Since its debut at Australia’s Sydney Opera House in 2012, The Illusionists has become an international hit, including record-breaking engagements on Broadway. The show, says Cox, “takes the heart of what makes magic exciting and creates something fresh and new and relevant. It’s all about that human connection and making impossible things seem possible.”

To be clear, Cox himself doesn’t claim to be clairvoyant. “I often say that I’m a mind reader who can’t read minds,” he says, speaking with Broadway Direct from London, where The Illusionists recently wrapped up a West End run. And yet Cox manages to amaze audience members by revealing detailed tidbits about their lives and personalities, from favorite foods and favorite bands to names and birthdays. His skill as a magician and impeccable comic timing have impressed celebrity fans including comedian Ricky Gervais, who calls the 35-year-old magician “brilliant; he’ll blow your mind.”

Cox began playing around with magic as a kid in Bristol, England, where he first took the stage at the Hippodrome at age 11 in the chorus of a musical. After studying psychology, he began using his powers of deduction as a magician, making his professional debut at 20 at the Edinburgh Fringe Festival. “The joy of magic is to create a world where you feel like a kid again,” he says. “My job is to make you laugh — and to question how the hell I know information about you that there is no way I should be able to know. I don’t work with big props and illusions; I work with people’s thoughts and emotions. There’s a gray area between something being a trick and being based in reality, but my goal is to make the show as entertaining as possible.”

The young star’s mischievous energy and embrace of silliness sets him apart from other mind-readers. “People often find mind-reading scary or a little bit sinister,” notes Cox, “but for me, it’s about creating excitement and fun, celebrating the human mind and what we can do with it. I never want an audience member to feel concerned about participating; I want them to have the most memorable experience possible. It’s always a pleasure to meet people after the show who loved taking part, and others who come up and say, ‘I wish you had picked me.’”

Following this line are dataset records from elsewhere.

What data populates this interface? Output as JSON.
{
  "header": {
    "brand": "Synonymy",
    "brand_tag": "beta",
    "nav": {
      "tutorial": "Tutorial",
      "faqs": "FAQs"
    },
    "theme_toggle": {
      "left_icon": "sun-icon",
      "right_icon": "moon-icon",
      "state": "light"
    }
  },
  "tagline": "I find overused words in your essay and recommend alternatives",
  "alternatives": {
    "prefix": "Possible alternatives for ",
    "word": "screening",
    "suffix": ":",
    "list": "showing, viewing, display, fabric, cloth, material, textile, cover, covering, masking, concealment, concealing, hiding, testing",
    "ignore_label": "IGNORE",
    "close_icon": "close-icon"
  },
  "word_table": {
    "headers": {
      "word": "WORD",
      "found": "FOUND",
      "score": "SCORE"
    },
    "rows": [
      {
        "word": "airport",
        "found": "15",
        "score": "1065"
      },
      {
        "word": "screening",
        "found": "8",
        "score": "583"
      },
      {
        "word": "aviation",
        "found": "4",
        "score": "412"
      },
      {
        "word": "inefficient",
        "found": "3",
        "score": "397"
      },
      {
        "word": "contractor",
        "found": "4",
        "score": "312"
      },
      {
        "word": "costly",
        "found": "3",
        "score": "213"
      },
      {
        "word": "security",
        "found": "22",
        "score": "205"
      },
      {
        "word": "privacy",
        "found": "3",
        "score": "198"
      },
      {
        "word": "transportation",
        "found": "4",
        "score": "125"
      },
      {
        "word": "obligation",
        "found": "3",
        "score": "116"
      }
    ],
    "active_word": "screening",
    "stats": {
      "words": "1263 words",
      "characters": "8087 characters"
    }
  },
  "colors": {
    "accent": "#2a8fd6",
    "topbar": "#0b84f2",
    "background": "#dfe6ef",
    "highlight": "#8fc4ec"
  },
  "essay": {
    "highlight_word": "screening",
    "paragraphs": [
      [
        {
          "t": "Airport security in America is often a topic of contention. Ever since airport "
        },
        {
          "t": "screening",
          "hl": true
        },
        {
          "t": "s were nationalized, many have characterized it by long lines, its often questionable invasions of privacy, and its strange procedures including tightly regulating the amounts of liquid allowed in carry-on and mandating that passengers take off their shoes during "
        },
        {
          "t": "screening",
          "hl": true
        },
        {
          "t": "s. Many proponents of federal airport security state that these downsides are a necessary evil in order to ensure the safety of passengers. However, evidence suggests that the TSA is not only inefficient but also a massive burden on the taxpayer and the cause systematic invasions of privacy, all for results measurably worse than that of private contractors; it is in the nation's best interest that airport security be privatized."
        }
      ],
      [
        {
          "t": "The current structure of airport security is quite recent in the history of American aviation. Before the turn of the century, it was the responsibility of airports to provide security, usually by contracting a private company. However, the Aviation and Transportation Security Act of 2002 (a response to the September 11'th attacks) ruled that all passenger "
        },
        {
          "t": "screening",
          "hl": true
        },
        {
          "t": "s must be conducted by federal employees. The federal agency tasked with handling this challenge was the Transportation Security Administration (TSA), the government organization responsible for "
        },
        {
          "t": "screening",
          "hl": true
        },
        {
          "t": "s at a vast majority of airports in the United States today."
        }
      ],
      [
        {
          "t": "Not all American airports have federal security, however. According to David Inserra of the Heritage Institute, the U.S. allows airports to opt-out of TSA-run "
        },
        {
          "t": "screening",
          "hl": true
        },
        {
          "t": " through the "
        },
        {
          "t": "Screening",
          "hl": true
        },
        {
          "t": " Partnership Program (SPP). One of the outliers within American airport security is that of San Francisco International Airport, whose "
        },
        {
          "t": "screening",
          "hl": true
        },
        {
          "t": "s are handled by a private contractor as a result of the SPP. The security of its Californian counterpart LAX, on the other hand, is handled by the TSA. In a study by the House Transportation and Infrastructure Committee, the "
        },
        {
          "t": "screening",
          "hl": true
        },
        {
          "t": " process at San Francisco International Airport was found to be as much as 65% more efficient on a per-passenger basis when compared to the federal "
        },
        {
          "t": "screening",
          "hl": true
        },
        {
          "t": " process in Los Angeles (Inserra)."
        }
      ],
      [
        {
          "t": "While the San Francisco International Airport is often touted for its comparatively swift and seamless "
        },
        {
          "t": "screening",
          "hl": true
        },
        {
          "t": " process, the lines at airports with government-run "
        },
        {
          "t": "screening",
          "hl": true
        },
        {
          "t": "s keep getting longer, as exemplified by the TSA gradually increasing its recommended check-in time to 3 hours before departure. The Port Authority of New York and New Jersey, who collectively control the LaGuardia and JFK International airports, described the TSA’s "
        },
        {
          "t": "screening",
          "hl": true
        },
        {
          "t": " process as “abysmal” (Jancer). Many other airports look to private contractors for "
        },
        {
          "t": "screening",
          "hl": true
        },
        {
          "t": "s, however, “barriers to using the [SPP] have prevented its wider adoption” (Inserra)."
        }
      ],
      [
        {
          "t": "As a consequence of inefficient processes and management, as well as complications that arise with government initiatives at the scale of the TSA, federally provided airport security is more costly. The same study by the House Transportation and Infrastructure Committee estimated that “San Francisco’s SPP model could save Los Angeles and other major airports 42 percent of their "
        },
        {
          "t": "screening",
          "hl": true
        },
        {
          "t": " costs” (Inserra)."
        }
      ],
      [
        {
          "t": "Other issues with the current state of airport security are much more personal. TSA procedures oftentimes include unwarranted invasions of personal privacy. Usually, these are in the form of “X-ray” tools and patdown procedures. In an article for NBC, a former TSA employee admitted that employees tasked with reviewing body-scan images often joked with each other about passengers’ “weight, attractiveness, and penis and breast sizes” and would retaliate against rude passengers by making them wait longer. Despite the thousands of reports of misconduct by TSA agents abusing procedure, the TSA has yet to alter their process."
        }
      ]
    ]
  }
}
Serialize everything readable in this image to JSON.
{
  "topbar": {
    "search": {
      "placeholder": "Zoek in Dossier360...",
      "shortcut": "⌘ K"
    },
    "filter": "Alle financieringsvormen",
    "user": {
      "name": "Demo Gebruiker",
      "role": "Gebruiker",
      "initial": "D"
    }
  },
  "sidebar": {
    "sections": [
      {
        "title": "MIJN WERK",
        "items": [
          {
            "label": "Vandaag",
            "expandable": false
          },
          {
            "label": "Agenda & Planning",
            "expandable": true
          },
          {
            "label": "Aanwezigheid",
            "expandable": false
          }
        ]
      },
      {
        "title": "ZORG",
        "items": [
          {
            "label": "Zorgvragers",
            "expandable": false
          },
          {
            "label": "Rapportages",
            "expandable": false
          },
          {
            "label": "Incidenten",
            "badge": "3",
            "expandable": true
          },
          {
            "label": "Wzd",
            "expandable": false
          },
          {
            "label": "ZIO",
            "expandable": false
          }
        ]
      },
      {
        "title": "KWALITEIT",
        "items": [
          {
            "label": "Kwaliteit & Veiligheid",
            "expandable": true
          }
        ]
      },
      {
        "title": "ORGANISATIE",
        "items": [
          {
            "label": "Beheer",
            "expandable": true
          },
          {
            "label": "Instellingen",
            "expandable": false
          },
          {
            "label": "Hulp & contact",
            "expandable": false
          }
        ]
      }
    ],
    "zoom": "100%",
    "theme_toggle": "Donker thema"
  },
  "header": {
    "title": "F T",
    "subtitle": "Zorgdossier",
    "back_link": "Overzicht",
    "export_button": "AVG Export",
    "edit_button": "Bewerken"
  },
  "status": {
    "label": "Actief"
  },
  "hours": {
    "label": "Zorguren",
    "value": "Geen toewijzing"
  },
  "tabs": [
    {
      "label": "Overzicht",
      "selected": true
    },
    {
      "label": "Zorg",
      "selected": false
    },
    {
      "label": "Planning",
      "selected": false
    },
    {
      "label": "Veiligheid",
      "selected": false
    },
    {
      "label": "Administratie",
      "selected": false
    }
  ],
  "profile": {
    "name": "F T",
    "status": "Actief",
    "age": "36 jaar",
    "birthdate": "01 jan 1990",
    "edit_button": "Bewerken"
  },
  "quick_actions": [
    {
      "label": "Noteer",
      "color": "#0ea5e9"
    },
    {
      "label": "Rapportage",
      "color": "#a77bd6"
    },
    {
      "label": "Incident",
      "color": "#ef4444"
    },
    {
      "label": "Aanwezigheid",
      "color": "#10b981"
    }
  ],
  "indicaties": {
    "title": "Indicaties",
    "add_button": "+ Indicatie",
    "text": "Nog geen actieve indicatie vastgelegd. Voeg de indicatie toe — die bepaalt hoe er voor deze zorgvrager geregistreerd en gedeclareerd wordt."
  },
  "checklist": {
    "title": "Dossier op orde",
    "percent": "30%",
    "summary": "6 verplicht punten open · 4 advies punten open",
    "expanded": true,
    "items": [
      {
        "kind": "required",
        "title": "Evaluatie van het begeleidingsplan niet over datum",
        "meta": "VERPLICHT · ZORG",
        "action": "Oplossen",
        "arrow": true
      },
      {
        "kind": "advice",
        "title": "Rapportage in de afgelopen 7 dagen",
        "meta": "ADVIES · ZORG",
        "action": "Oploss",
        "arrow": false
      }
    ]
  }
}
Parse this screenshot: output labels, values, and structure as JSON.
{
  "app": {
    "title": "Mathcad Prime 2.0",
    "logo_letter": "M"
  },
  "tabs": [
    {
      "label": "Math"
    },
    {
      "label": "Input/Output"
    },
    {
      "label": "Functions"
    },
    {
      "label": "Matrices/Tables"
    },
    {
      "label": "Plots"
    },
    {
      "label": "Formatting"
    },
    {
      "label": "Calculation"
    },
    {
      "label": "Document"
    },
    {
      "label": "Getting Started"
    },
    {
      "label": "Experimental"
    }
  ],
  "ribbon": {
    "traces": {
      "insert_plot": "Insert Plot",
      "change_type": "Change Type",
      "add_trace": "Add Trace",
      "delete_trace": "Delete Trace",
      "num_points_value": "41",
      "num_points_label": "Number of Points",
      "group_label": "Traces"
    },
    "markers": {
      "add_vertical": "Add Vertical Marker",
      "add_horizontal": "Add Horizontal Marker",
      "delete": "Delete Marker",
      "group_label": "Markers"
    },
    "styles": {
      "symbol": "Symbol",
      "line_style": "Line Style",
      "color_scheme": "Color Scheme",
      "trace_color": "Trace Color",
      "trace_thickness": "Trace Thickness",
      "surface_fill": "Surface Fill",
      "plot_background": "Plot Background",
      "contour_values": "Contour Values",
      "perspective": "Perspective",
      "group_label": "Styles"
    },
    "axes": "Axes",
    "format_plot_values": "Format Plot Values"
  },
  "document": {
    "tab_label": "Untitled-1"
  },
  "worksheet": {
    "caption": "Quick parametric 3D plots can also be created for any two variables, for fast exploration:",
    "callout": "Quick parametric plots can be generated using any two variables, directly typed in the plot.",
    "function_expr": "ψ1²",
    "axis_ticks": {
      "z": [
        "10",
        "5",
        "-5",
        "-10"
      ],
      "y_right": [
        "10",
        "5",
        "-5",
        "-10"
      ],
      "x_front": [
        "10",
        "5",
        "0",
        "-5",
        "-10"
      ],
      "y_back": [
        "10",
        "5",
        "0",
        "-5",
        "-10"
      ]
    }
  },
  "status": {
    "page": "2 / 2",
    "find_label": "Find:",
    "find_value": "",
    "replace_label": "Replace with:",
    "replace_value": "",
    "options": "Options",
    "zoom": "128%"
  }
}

In addition to mind-reading, The Illusionists brings together the greatest practitioners of daredevil stunts, card manipulation, cutting-edge illusions, sleight-of-hand tricks, and teleportation. “I remember seeing the show as a young adult and thinking, ‘Wouldn’t it be incredible to be part of this?’” Cox says. “It’s a phenomenal production, with huge screens, sets, and lighting. I sit at the side of the stage at most shows because it’s a so much fun to watch everyone else’s act. I find a place where I can see the audience’s faces light up with amazement.”

Cox has traveled the world with The Illusionists, including a three-month run in South Africa, three months in Reno, Nevada, and a sold-out run at Sydney Opera House. Meanwhile, he continues to appear solo on UK stages and in BBC specials and awards shows and assisted in creating magic and illusions for the West End production of Harry Potter and the Cursed Child. “I’m never happier than when I’m standing in a theater,” says Cox, who even got married on stage back home at the Bristol Hippodrome. Now he’s headed to Broadway for the holiday season with his wife, a psychologist who offers ideas for his act, their two-year-old daughter, and a newborn due in early November.

“As a child who grew up watching Home Alone 2, I can’t believe we’re going to be in New York over Christmas,” Cox says with typical enthusiasm. “I look forward to taking my daughter to see Santa and just enjoying being together as a family when I’m not working.” His Great White Way debut comes after years on the other side of the Broadway footlights. “My wife and I spent way too much money flying over to see Hamilton when it first opened,” he recalls with a laugh, “so playing Broadway is genuinely a dream come true.”

As his own family grows, Cox is especially happy to be part of a spectacular production that appeals to theatergoers of all ages. “I love the idea that there are kids out there who might be seeing their first Broadway show, and that we will be part of their holiday memories,” he says. “Some might even be inspired to end up on stage themselves.”